Richard Evans trashes Timothy Snyder's new book, Bloodlands (a preview of which I critiqued on this here website last November). The review is subscription-only, but the letters critiquing the review are worth reading. A summary of Evans' review can be found here. Of Snyder's book, which I recently finished, I can say that it is well written, richly detailed, and almost unbearably grim. Snyder's description of the 1932-34 famine in Ukraine, to take one example, reminded me of nothing so much as Cormac McCarthy's The Road.

World War Three:

Newly-released papers from the National Security Archives at George Washington University reveal the U.S. Air Force's secret strategy for defending the United States from Russian aircraft: blowing them up in the air with small nuclear bombs. If I read the article correctly, the Air Force in the 1950s and '60s deployed 3000-4000 air-to-air missiles tipped with nuclear warheads, to be fired at Soviet bombers by U.S.-based interceptors. The Army and Air Force also deployed 3000 surface-to-air missiles carrying nukes with up to 22 kilotons' yield. Thus, in the event of a Soviet nuclear attack, the United States' own armed forces were authorized to explode more than 6,000 nuclear warheads in the skies over North America. Sweet.

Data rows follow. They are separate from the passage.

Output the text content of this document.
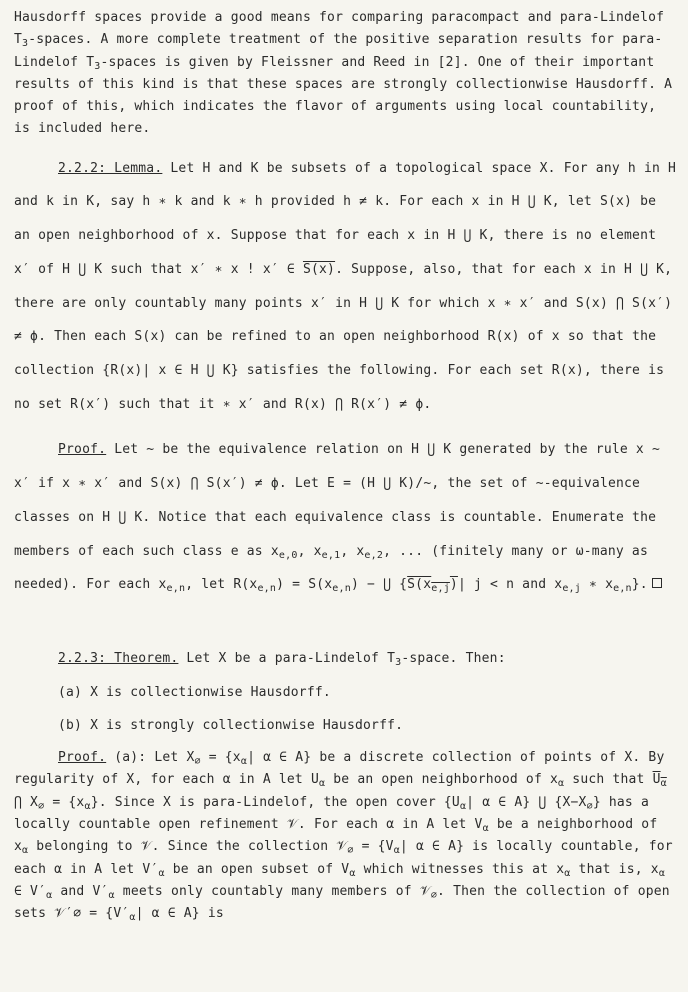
Hausdorff spaces provide a good means for comparing paracompact and para-Lindelof $T_3$-spaces. A more complete treatment of the positive separation results for para-Lindelof $T_3$-spaces is given by Fleissner and Reed in [2]. One of their important results of this kind is that these spaces are strongly collectionwise Hausdorff. A proof of this, which indicates the flavor of arguments using local countability, is included here.

2.2.2: Lemma. Let H and K be subsets of a topological space X. For any h in H and k in K, say h ∗ k and k ∗ h provided h ≠ k. For each x in H ⋃ K, let S(x) be an open neighborhood of x. Suppose that for each x in H ⋃ K, there is no element x′ of H ⋃ K such that x′ ∗ x ! x′ ∈ S(x). Suppose, also, that for each x in H ⋃ K, there are only countably many points x′ in H ⋃ K for which x ∗ x′ and S(x) ⋂ S(x′) ≠ ϕ. Then each S(x) can be refined to an open neighborhood R(x) of x so that the collection {R(x)| x ∈ H ⋃ K} satisfies the following. For each set R(x), there is no set R(x′) such that it ∗ x′ and R(x) ⋂ R(x′) ≠ ϕ.

Proof. Let ~ be the equivalence relation on H ⋃ K generated by the rule x ~ x′ if x ∗ x′ and S(x) ⋂ S(x′) ≠ ϕ. Let E = (H ⋃ K)/~, the set of ~-equivalence classes on H ⋃ K. Notice that each equivalence class is countable. Enumerate the members of each such class e as $x_{e,0}$, $x_{e,1}$, $x_{e,2}$, ... (finitely many or ω-many as needed). For each $x_{e,n}$, let $R(x_{e,n}) = S(x_{e,n})$ − ⋃ {$S(x_{e,j})|$ j < n and $x_{e,j}$ ∗ $x_{e,n}$}.

2.2.3: Theorem. Let X be a para-Lindelof $T_3$-space. Then:

(a) X is collectionwise Hausdorff.

(b) X is strongly collectionwise Hausdorff.

Proof. (a): Let $X_\emptyset = \{x_\alpha|$ α ∈ A} be a discrete collection of points of X. By regularity of X, for each α in A let $U_\alpha$ be an open neighborhood of $x_\alpha$ such that $U_\alpha$ ⋂ $X_\emptyset = \{x_\alpha\}$. Since X is para-Lindelof, the open cover {$U_\alpha|$ α ∈ A} ⋃ $\{X-X_\emptyset\}$ has a locally countable open refinement 𝒱. For each α in A let $V_\alpha$ be a neighborhood of $x_\alpha$ belonging to 𝒱. Since the collection 𝒱$_\emptyset$ = {$V_\alpha|$ α ∈ A} is locally countable, for each α in A let $V'_\alpha$ be an open subset of $V_\alpha$ which witnesses this at $x_\alpha$ that is, $x_\alpha$ ∈ $V'_\alpha$ and $V'_\alpha$ meets only countably many members of 𝒱$_\emptyset$. Then the collection of open sets 𝒱′∅ = {$V'_\alpha|$ α ∈ A} is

(The photo above, incidentally, is of "Miss BOMARC," a 1958 beauty contest winner, from the National Museum of the American Air Force. She's pictured next to the Air Force's BOMARC surface-to-air missile, of which she appears justly proud.)

World War Whatever:

In Afghanistan, the U.S. Army has just deployed an infantry weapon, the XM25 Counter Defilade Target Engagement System, that can hit people hiding behind walls. The phrase "Take cover!" may soon become obsolete.